In theory, the traditionalist emphasis on “academic” subjects should no longer exist in Scotland. Curriculum for Excellence lauds all types of learning and banishes any idea of a subjects hierarchy.
But growing pressure on local budgets has put that to the test – and the evidence suggests that the arts remain vulnerable in Scottish schools.
The EIS union has said instrumental music lessons could become “extinct” in Scottish schools, amid cuts and rising charges.
And earlier this month, campaigners warned that the introduction of charges for music lessons in Scotland had led to a huge fall in the number of pupils learning to play instruments this school year, to about 20 per cent of the level recorded last year – although councils protested that numbers would rise as the term went on.

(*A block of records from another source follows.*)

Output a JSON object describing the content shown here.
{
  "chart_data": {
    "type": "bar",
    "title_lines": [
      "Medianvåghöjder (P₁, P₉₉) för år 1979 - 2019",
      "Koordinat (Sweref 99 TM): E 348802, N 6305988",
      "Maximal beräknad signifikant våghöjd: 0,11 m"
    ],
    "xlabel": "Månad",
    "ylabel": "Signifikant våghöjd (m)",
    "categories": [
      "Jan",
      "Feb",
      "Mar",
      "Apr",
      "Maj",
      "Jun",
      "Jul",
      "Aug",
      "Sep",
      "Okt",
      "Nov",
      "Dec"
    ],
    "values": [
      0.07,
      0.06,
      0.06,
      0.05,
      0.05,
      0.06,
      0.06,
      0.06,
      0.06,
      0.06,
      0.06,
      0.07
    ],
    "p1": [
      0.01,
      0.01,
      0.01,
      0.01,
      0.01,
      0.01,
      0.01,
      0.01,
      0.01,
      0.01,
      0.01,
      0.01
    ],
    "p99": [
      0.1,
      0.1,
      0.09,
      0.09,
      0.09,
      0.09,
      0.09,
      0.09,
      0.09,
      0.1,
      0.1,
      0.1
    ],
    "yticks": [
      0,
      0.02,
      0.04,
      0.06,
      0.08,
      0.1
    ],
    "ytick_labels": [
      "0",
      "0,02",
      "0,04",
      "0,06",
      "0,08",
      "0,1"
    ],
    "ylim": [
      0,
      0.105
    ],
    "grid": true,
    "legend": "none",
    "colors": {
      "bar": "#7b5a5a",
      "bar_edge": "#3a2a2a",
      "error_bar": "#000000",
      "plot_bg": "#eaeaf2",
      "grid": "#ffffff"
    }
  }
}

That claim has done little to quell the fears of campaigners, with some councils – such as East Lothian and West Lothian – introducing charges for tuition this year of several hundred pounds.
While some councils do not charge at all, families elsewhere may have to pay more than £500 per year if they want their child to learn an instrument.
Meanwhile, the publication this month of a new national strategy for Scotland’s school libraries – a UK first – aims to address concerns about cuts to services and the removal of librarians.
A Tes Scotland investigation in 2016 revealed that access to qualified school librarians varied wildly between councils and even within them. In June this year, plans for pupils to replace school librarians in Scottish Borders Council were described as “the first step in getting rid of school libraries altogether”.